Valentine's Day should be abolished.
Yes, I am single, but that's not why I think that we should abolish this "holiday" that is more manufactured, primped, plumped, and full of unrealistic expectations and phony statements of love than a convention of southern belles trying to break into reality TV.
Professionally I have to say that as a divorce and child custody lawyer, I call Valentine's Day the Lawyers Full Employment Act. This day causes all types of emotional damage to both men and women. It's when wives find out about girlfriends, and when girlfriends try their very best to have the most romantic day possible to make sure that "he loves me." Babies are pictured on this day behind the magic and mystery of champagne clinking at the beach in view of the Santa Monica Pier, right before the run to a hotel for room service.
For the men it is a day filled with frustratingly absurd expectations as to what to say, how to act and most deadly, how not to propose. This is the day that Hallmark has wrought, and the false beliefs and outrageous concepts about what love is and how it is shown have been crafted to align with the Hollywood dream factory view of romance and eternal, all enduring love.
Women love this stuff. It's what Rom-Coms like "Pretty Woman" and "Romancing the Stone" are made of. The ideal ever after. Unfortunately it is more like "War of the Roses" with a good dash of "Jurassic Park," except that the dinosaurs are the lovers in this version.
There's a reason for the anger and frustration in break-ups post Valentine's Day euphoria; the emotional let down. The tales of enduring love with the "happily ever after" ending are as old as time, and they make great stories and movies. Who doesn't love to lose themselves in a great movie and forget about their real world troubles? That's why movies are so much fun, because they take us out of ourselves and our lives of demanding bosses, screaming clients and that scourge of the 20th century — the electronic phone tree to get through to a business. We crave the escapism of the darkened theater, the experience for two hours or being a superhero, or a damsel in distress who is saved by the man on a white horse.
The movies are great because we know that they are fake. No adult really thinks they will be bit by a magic spider and suddenly have "Spidey powers" and if they do, well they usually end up in a hospital being monitored for delusional thinking.
Maybe I'm wrong. Maybe Valentine's Day is all about the experience of getting outside of our boring day-to-day lives. Perhaps it's about forgetting ourselves for a day and being the damsel or the white knight. What if Valentine's Day is all about the feelings of being special, to one person, on that one day? Well then it's an experience to be enjoyed.

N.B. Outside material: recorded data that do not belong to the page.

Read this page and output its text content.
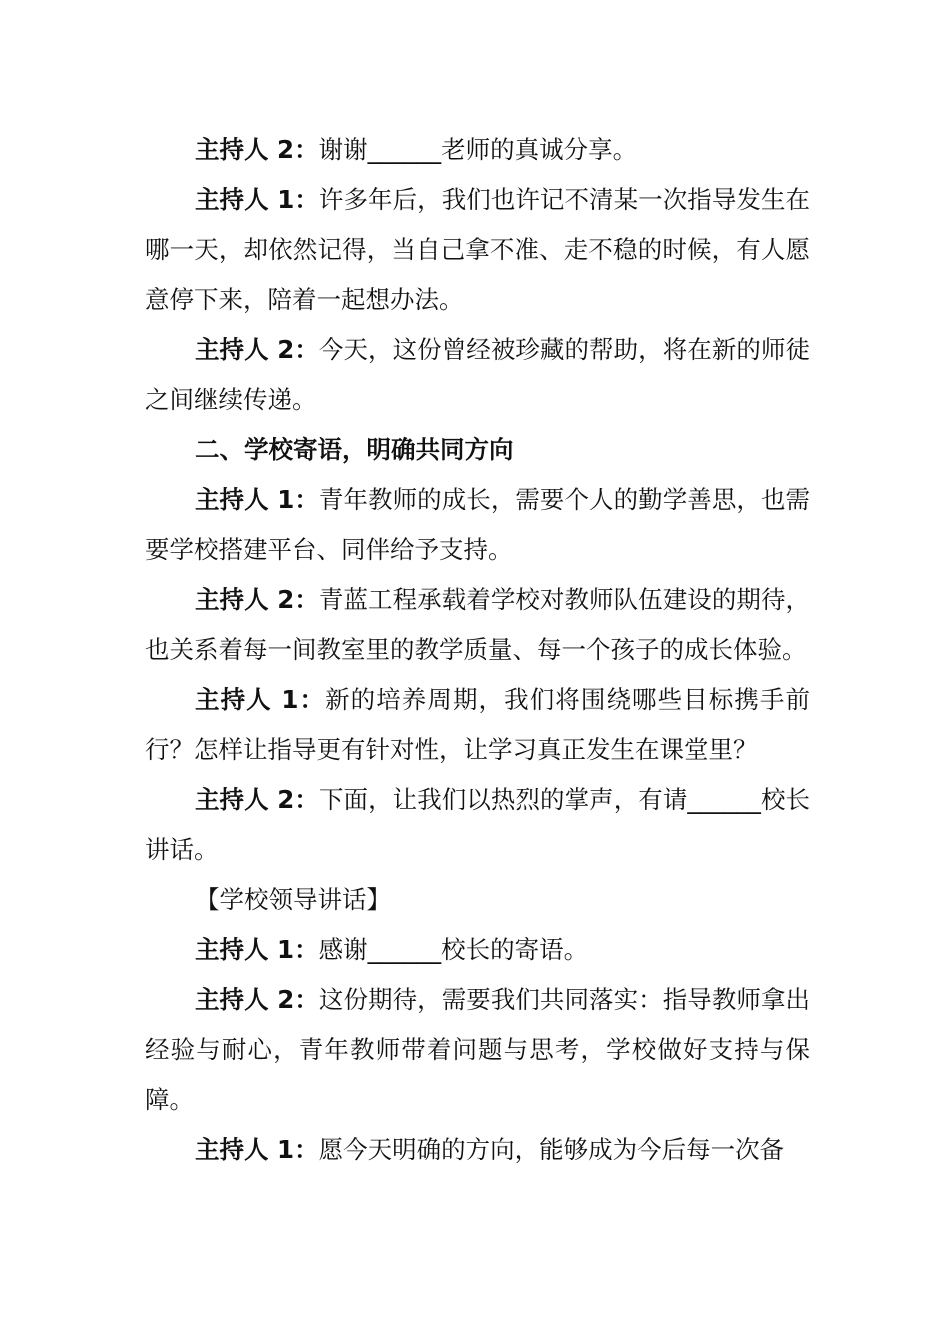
主持人 2：谢谢______老师的真诚分享。

主持人 1：许多年后，我们也许记不清某一次指导发生在哪一天，却依然记得，当自己拿不准、走不稳的时候，有人愿意停下来，陪着一起想办法。

主持人 2：今天，这份曾经被珍藏的帮助，将在新的师徒之间继续传递。

二、学校寄语，明确共同方向

主持人 1：青年教师的成长，需要个人的勤学善思，也需要学校搭建平台、同伴给予支持。

主持人 2：青蓝工程承载着学校对教师队伍建设的期待，也关系着每一间教室里的教学质量、每一个孩子的成长体验。

主持人 1：新的培养周期，我们将围绕哪些目标携手前行？怎样让指导更有针对性，让学习真正发生在课堂里？

主持人 2：下面，让我们以热烈的掌声，有请______校长讲话。

【学校领导讲话】

主持人 1：感谢______校长的寄语。

主持人 2：这份期待，需要我们共同落实：指导教师拿出经验与耐心，青年教师带着问题与思考，学校做好支持与保障。

主持人 1：愿今天明确的方向，能够成为今后每一次备
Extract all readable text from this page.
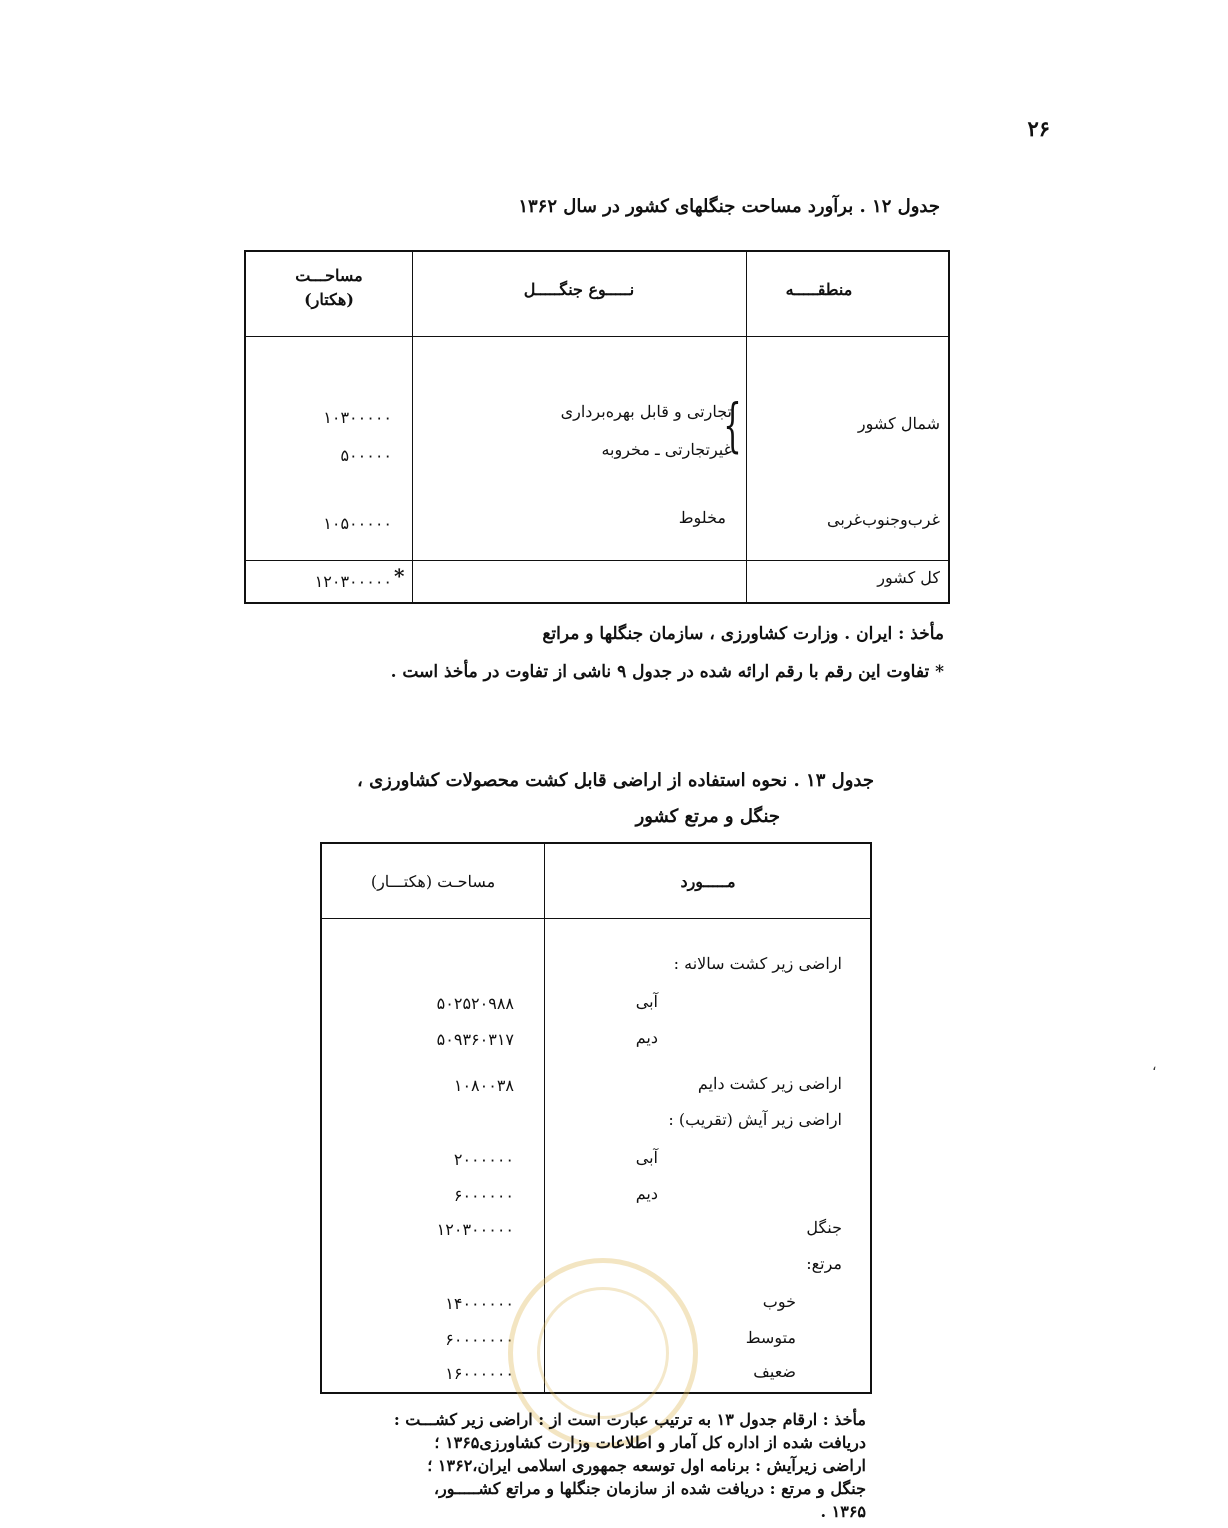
۲۶
جدول ۱۲ . برآورد مساحت جنگلهای کشور در سال ۱۳۶۲
منطقـــــه
نـــــوع جنگـــــل
مساحـــت
(هکتار)
شمال کشور
{
تجارتی و قابل بهره‌برداری
غیرتجارتی ـ مخروبه
۱۰۳۰۰۰۰۰
۵۰۰۰۰۰
غرب‌وجنوب‌غربی
مخلوط
۱۰۵۰۰۰۰۰
کل کشور
۱۲۰۳۰۰۰۰۰ *
مأخذ : ایران . وزارت کشاورزی ، سازمان جنگلها و مراتع
* تفاوت این رقم با رقم ارائه شده در جدول ۹ ناشی از تفاوت در مأخذ است .
جدول ۱۳ . نحوه استفاده از اراضی قابل کشت محصولات کشاورزی ،
جنگل و مرتع کشور
مـــــورد
مساحـت (هکتـــار)
اراضی زیر کشت سالانه :
آبی
۵۰۲۵۲۰۹۸۸
دیم
۵۰۹۳۶۰۳۱۷
اراضی زیر کشت دایم
۱۰۸۰۰۳۸
اراضی زیر آیش (تقریب) :
آبی
۲۰۰۰۰۰۰
دیم
۶۰۰۰۰۰۰
جنگل
۱۲۰۳۰۰۰۰۰
مرتع:
خوب
۱۴۰۰۰۰۰۰
متوسط
۶۰۰۰۰۰۰۰
ضعیف
۱۶۰۰۰۰۰۰
مأخذ : ارقام جدول ۱۳ به ترتیب عبارت است از : اراضی زیر کشـــت :
دریافت شده از اداره کل آمار و اطلاعات وزارت کشاورزی۱۳۶۵ ؛
اراضی زیرآیش : برنامه اول توسعه جمهوری اسلامی ایران،۱۳۶۲ ؛
جنگل و مرتع : دریافت شده از سازمان جنگلها و مراتع کشـــــور،
۱۳۶۵ .
،
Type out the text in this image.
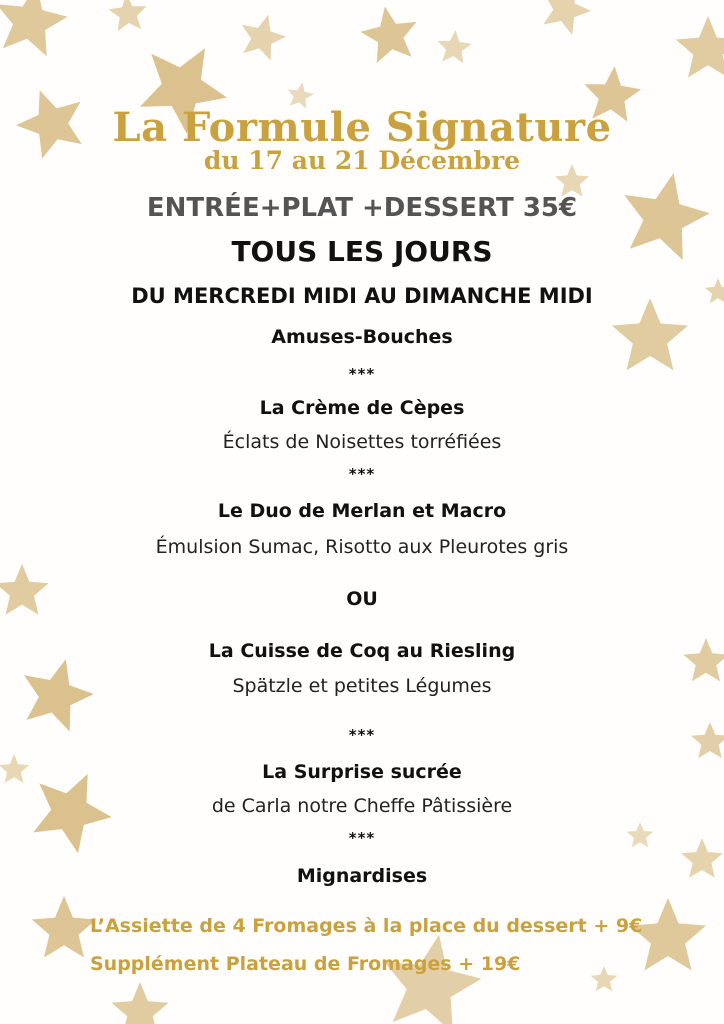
La Formule Signature

du 17 au 21 Décembre

ENTRÉE+PLAT +DESSERT 35€

TOUS LES JOURS

DU MERCREDI MIDI AU DIMANCHE MIDI

Amuses-Bouches

***

La Crème de Cèpes

Éclats de Noisettes torréfiées

***

Le Duo de Merlan et Macro

Émulsion Sumac, Risotto aux Pleurotes gris

OU

La Cuisse de Coq au Riesling

Spätzle et petites Légumes

***

La Surprise sucrée

de Carla notre Cheffe Pâtissière

***

Mignardises

L’Assiette de 4 Fromages à la place du dessert + 9€

Supplément Plateau de Fromages + 19€
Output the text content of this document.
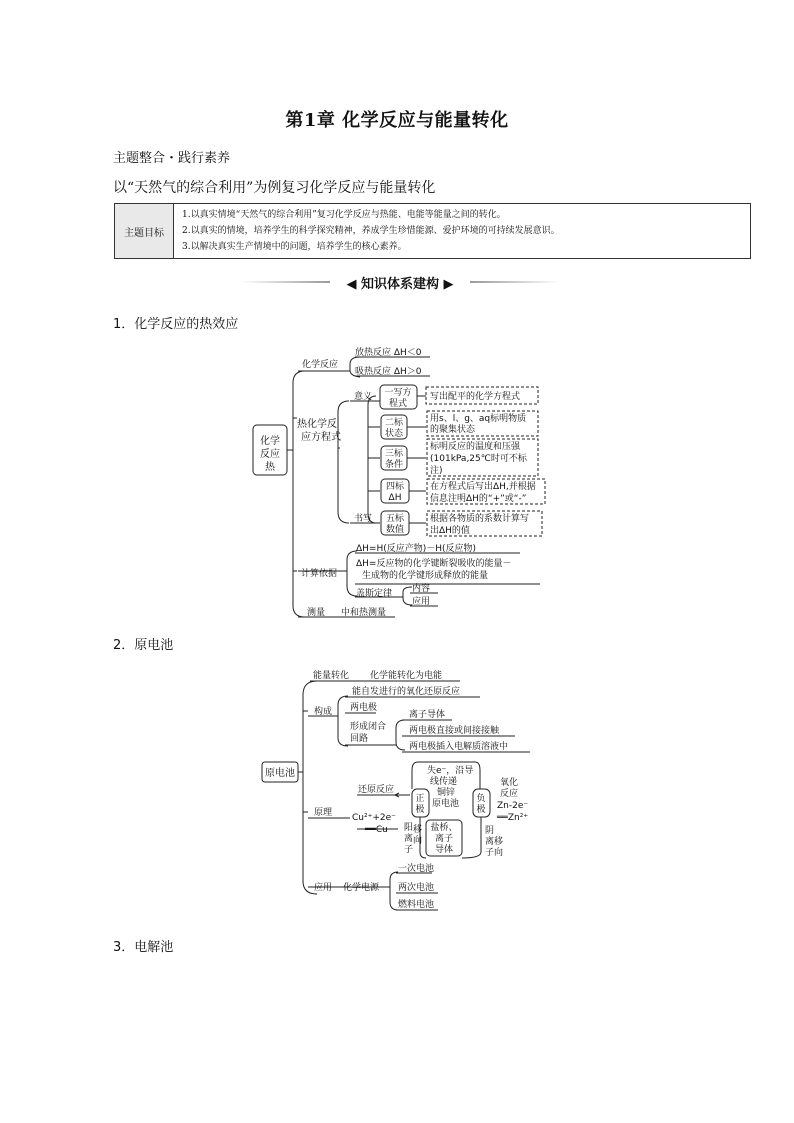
第1章 化学反应与能量转化
主题整合・践行素养
以“天然气的综合利用”为例复习化学反应与能量转化
主题目标	
1.以真实情境“天然气的综合利用”复习化学反应与热能、电能等能量之间的转化。
2.以真实的情境，培养学生的科学探究精神，养成学生珍惜能源、爱护环境的可持续发展意识。
3.以解决真实生产情境中的问题，培养学生的核心素养。
◀ 知识体系建构 ▶
1．化学反应的热效应
2．原电池
3．电解池
化学
反应
热
化学反应
放热反应 ΔH＜0
吸热反应 ΔH＞0
热化学反
应方程式
意义
书写
一写方
程式
二标
状态
三标
条件
四标
ΔH
五标
数值
写出配平的化学方程式
用s、l、g、aq标明物质
的聚集状态
标明反应的温度和压强
(101kPa,25℃时可不标
注)
在方程式后写出ΔH,并根据
信息注明ΔH的“+”或“-”
根据各物质的系数计算写
出ΔH的值
计算依据
ΔH=H(反应产物)－H(反应物)
ΔH=反应物的化学键断裂吸收的能量－
生成物的化学键形成释放的能量
盖斯定律 内容
应用
测量 中和热测量
原电池
能量转化 化学能转化为电能
构成
能自发进行的氧化还原反应
两电极
形成闭合
回路
离子导体
两电极直接或间接接触
两电极插入电解质溶液中
原理
还原反应
Cu²⁺+2e⁻
══Cu
失e⁻，沿导
线传递
铜锌
原电池
正
极
负
极
氧化
反应
Zn-2e⁻
══Zn²⁺
阳
离
移
子
向
阴
离 移
子 向
盐桥、
离子
导体
应用 化学电源
一次电池
两次电池
燃料电池
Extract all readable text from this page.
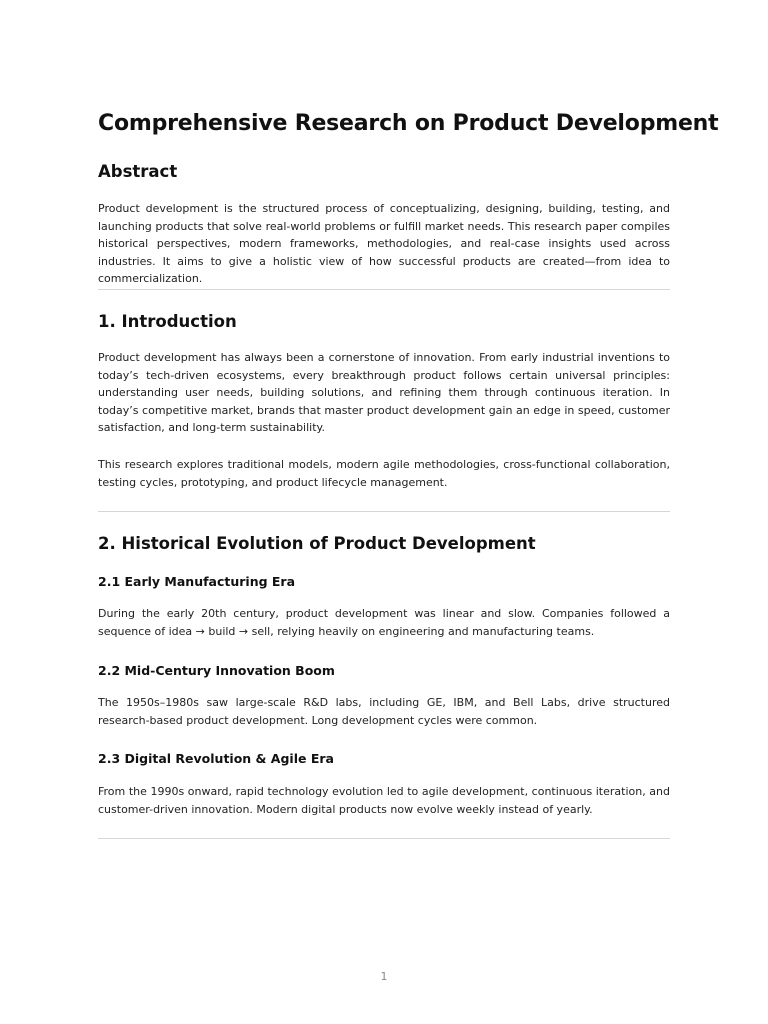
Comprehensive Research on Product Development
Abstract

Product development is the structured process of conceptualizing, designing, building, testing, and launching products that solve real-world problems or fulfill market needs. This research paper compiles historical perspectives, modern frameworks, methodologies, and real-case insights used across industries. It aims to give a holistic view of how successful products are created—from idea to commercialization.

1. Introduction

Product development has always been a cornerstone of innovation. From early industrial inventions to today’s tech-driven ecosystems, every breakthrough product follows certain universal principles: understanding user needs, building solutions, and refining them through continuous iteration. In today’s competitive market, brands that master product development gain an edge in speed, customer satisfaction, and long-term sustainability.

This research explores traditional models, modern agile methodologies, cross-functional collaboration, testing cycles, prototyping, and product lifecycle management.

2. Historical Evolution of Product Development
2.1 Early Manufacturing Era

During the early 20th century, product development was linear and slow. Companies followed a sequence of idea → build → sell, relying heavily on engineering and manufacturing teams.

2.2 Mid-Century Innovation Boom

The 1950s–1980s saw large-scale R&D labs, including GE, IBM, and Bell Labs, drive structured research-based product development. Long development cycles were common.

2.3 Digital Revolution & Agile Era

From the 1990s onward, rapid technology evolution led to agile development, continuous iteration, and customer-driven innovation. Modern digital products now evolve weekly instead of yearly.

1
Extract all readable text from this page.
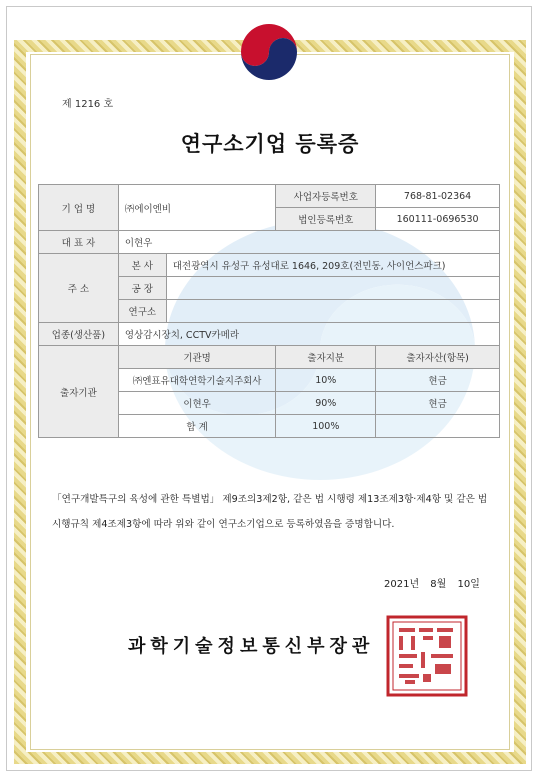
제 1216 호
연구소기업 등록증
기 업 명	㈜에이엔비		사업자등록번호	768-81-02364
			법인등록번호	160111-0696530
대 표 자	이현우			
주 소	본 사	대전광역시 유성구 유성대로 1646, 209호(전민동, 사이언스파크)		
	공 장			
	연구소			
업종(생산품)	영상감시장치, CCTV카메라			
출자기관	기관명		출자지분	출자자산(항목)
	㈜엔표유대학연학기술지주회사		10%	현금
	이현우		90%	현금
	합 계		100%	
「연구개발특구의 육성에 관한 특별법」 제9조의3제2항, 같은 법 시행령 제13조제3항·제4항 및 같은 법 시행규칙 제4조제3항에 따라 위와 같이 연구소기업으로 등록하였음을 증명합니다.
2021년 8월 10일
과학기술정보통신부장관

Valentine's Day can and should be a fun day. It should be like going to Disneyland, a place that has had so much to do with creating the modern day view of what love and romance is. We go to Disneyland to escape, for a day, and to enjoy the magic. But we know it has to end, so that we don't have the expectation that it will continue.
If we approached Valentine's Day with that same level of awareness for a day, it can be a wonderful experience. However, it is harder to do when it comes to matters of the heart.
We speak of "falling" in love. Really, we fall in lust and love develops over time. I know because as a man I can tell you we feel lust pretty much all the time. Love not so much. Because love, truly loving someone, takes time to develop. The best relationships I observe and want to emulate have been slow burns to love.
As a family law attorney I deal on a regular basis with people who "fall in love" but were really just in lust. The man who comes to my office to discuss his options with the cocktail waitress he got pregnant on their third date did not love her. The sobering fact of his impending fatherhood was the coldest shower he has ever taken, and the rude awakening she received was that he was more interested in being a father to their child than a husband to her.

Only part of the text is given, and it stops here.